Entre Cité ducale et Pont du Gard
Après ces plaisirs gourmands de l’instant (la truffe se consomme fraîche !), se perdre dans le temps et l’Histoire parait tout indiqué.
Celle, romaine, du Pont du Gard et du laborieux travail pour amener l’eau, depuis la source d’Eure jusqu’à Nîmes : classé au Patrimoine Mondial de l’Unesco, le Pont du Gard, pont-canal à trois étages, haut de 48 m et long de 360 m, est l’ouvrage le plus emblématique d’un aqueduc non moins impressionnant parcourant 50 kms de garrigues et de collines, construit vers 50 après JC et véritable joyau d’architecture et d’ingénierie. A l’occasion des 30 ans d’inscription au Patrimoine mondial de l’Unesco, le Pont du Gard sera le théâtre de multiples festivités, Nuit des Lucioles, Garrigues en fête, Fééries du Pont, Rendez-vous à la Rivière et Nuits à la Belle étoilé d’été…

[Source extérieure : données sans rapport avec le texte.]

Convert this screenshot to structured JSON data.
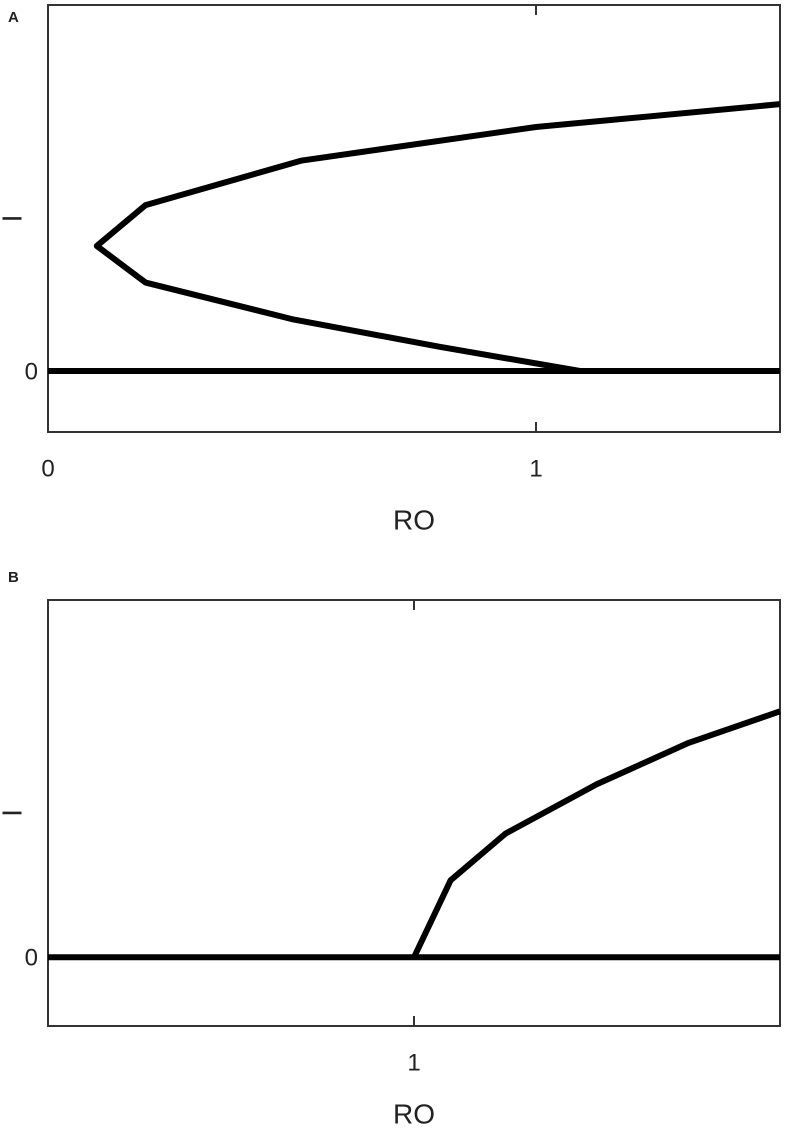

Mais aussi celle de la jolie cité ducale d’Uzès, Premier Duché de France mais sans doute habitée dès les Romains, qui connut son apogée à l’ère de la soie, comme en témoignent ses demeures Renaissance, son jardin médiéval, sa cathédrale et son orgue peint ou encore son prestigieux château ducal orné de tours et toujours propriété du Duc d’Uzès. L’art de vivre est ici une seconde nature, et c’est d’ailleurs à Uzès que Racine aurait écrit « Nous avons des nuits plus belles que vos jours »…
Une adresse de charme près d’Uzès et du Pont du Gard
Le Castellas (membre Châteaux Hôtels Collection), à Collias : un hôtel-restaurant mêlant design et pierre de taille dans une ancienne bâtisse élégamment restaurée, doté d’un chef talentueux
www.lecastellas.fr
Sarlat fête la truffe
A Sarlat en Dordogne, on fête également la truffe en janvier avec une académie culinaire et un tournoi de chefs (16-17 janvier en 2016) mais aussi l’oie (que l’on truffe parfois aussi !) en mars (lors de Sarlat Fest’Oie, 7-8 mars 2015).